小五子搔着脑袋犯了难,如果这么设计工作量就大了。
听周扬话里的意思又不像开玩笑,他只能吩咐正挖土的工头,尽可能把地方留大一点。
周扬仔细一瞧,工头还是熟人,最开始家里装修就是对方经手的,也算是老交情。
他走过去跟对方打招呼,散出烟给对方,问道,“你不是跟着德四儿上魔都了?啥时候回来的?”
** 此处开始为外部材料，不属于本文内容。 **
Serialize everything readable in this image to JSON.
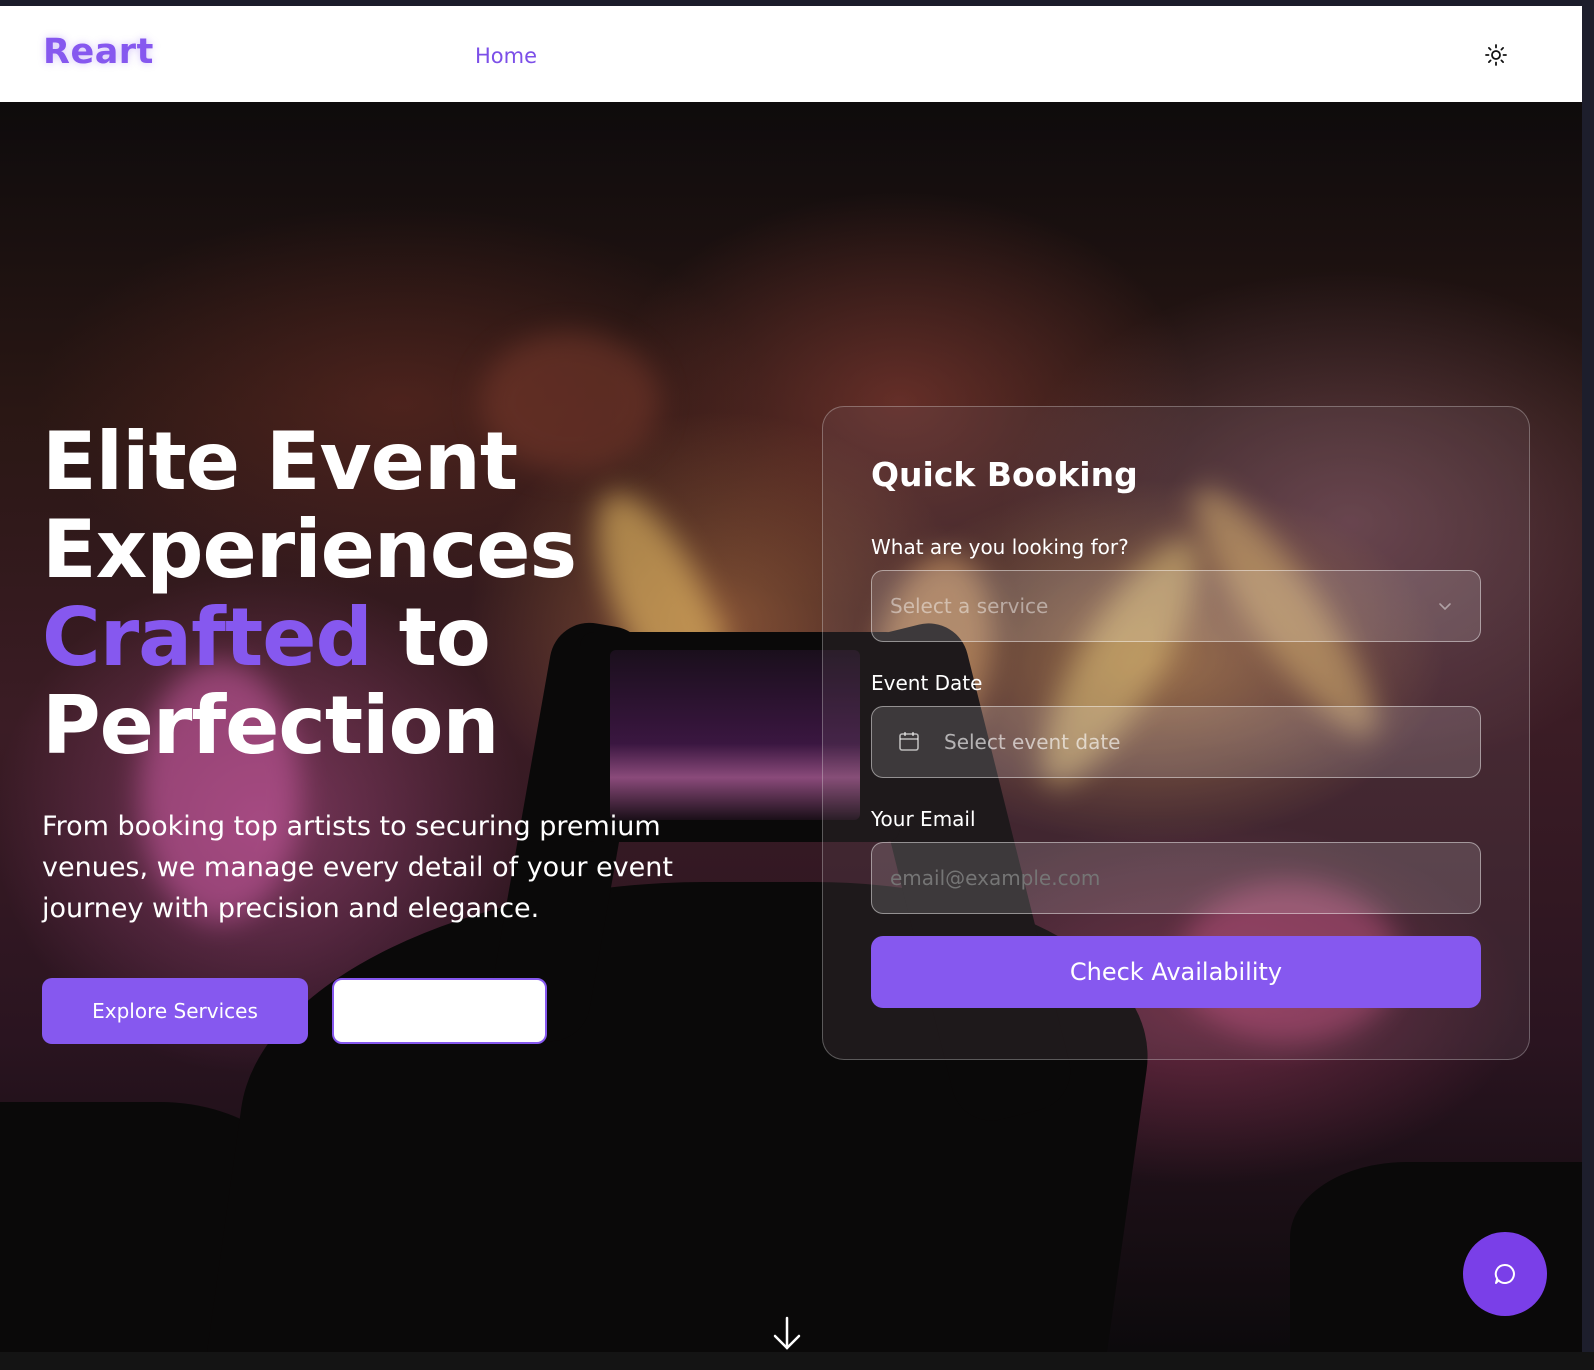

对方没想到周扬还记得他,显得很惊讶,接下烟来别到耳朵后边,也不等周扬给他点上,笑着说道,“当初想得美,跟着婆娘一块去的,也想跟陈老板大干一番,谁晓得家里二丫头有孩子了,家里婆娘要回来照看着,我不出息也跟着回来了。”
可惜自然是可惜的,原来在他手下学艺的泥瓦匠就照着识几个字、酒量好都混了个施工经理,若是他没回来,咬牙坚持住,应该也混出名堂来了。
但后悔是不会后悔的,泥瓦匠干的是技术和体力并重的活,这时候通常都是两口子打伙计,只有自家人才能狠下心来当骡马使唤。
工地上为了赶工期,抢工抢时起早贪晚是常有的事,换做另外的小工儿,自然是不肯陪着大工玩命。
泥瓦行当的规矩,大工计件,小工计天,小工干多干少一天都是一个工,干再多也是帮大工挣钱。只要小工不傻,到了约定俗成的时间都会变着法的懈怠,出工不出力。
做的再多,大工挺多夸奖两句,但要是前一天累到了影响第二天进度,大工通常会翻脸无情。
说谁压迫剥削谁,有点牵强,但大工总是掌握着话语权,毕竟承包方是把工资发给大工,再由大工发给小工。